Restaurant information
- Established: 1949
- Owner: Fresquez Companies
- Dress code: Casual
- Location: 4515 Menaul Blvd NE, Albuquerque, New Mexico, 87110, United States
- Coordinates: 35°06′34″N 106°35′36″W﻿ / ﻿35.1093399°N 106.593325°W
- Website: macsnm.com

= Mac's Steak in the Rough =

U.S. fast food restaurant in Albuquerque, New Mexico

Mac's Steak in the Rough is a drive-in fast-food restaurant in Albuquerque, New Mexico, that serves American and New Mexican cuisine. It used to be a chain of restaurants throughout New Mexico, but their locations were reduced to a single restaurant. however in 2012 they expanded again by opening a second location inside the Latitudes gas station near the entrance of Intel in Rio Rancho.
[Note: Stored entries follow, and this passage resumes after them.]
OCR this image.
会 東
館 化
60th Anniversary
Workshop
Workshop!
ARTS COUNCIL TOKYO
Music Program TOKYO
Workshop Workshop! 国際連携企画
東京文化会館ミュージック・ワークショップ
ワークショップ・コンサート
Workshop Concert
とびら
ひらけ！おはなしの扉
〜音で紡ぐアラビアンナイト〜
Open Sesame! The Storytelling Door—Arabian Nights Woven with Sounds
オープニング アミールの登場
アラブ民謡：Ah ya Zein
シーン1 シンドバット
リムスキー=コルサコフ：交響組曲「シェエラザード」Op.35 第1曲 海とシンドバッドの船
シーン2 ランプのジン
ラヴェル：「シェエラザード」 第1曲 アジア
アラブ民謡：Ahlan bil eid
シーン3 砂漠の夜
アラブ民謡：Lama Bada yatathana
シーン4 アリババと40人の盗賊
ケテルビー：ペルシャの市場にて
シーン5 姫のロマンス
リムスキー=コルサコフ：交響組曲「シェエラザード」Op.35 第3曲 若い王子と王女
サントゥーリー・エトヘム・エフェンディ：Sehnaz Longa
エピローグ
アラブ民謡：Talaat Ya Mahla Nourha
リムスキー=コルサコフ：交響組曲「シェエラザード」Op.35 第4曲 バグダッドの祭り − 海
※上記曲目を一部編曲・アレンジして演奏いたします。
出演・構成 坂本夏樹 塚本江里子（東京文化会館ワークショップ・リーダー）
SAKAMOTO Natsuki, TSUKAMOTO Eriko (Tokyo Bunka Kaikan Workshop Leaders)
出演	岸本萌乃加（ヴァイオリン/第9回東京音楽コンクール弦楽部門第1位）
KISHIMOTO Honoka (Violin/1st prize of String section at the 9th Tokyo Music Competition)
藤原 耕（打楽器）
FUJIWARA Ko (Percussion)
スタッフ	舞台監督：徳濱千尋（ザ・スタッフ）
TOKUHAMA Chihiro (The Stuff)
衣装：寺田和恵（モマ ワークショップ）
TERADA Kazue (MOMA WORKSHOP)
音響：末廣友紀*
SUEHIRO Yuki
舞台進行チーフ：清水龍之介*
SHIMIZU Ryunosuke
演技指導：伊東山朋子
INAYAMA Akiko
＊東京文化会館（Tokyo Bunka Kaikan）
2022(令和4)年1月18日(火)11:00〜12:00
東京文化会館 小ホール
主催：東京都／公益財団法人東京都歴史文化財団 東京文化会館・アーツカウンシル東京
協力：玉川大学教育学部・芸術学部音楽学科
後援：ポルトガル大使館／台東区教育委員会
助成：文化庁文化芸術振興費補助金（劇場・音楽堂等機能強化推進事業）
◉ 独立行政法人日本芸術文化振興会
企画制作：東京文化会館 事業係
However, this location closed in 2023, returning the restaurant to just one location on Menaul Boulevard.

==History==
Started in 1949 by Jasper McCarty in Portales, New Mexico. They opened their first Albuquerque restaurant in the 1960s. David McCarty inherited the restaurant chain in the late 1970's. They are now owned by the New Mexico-based company, Fresquez Companies.

==Today==
The restaurant continues to sell its "steak in the rough", which is deep-fried steak fingers with french fries and white gravy, which come with a green onion.

==Reception==
The restaurant was selected as one of the best drive-in restaurants in the United States by Thrillist.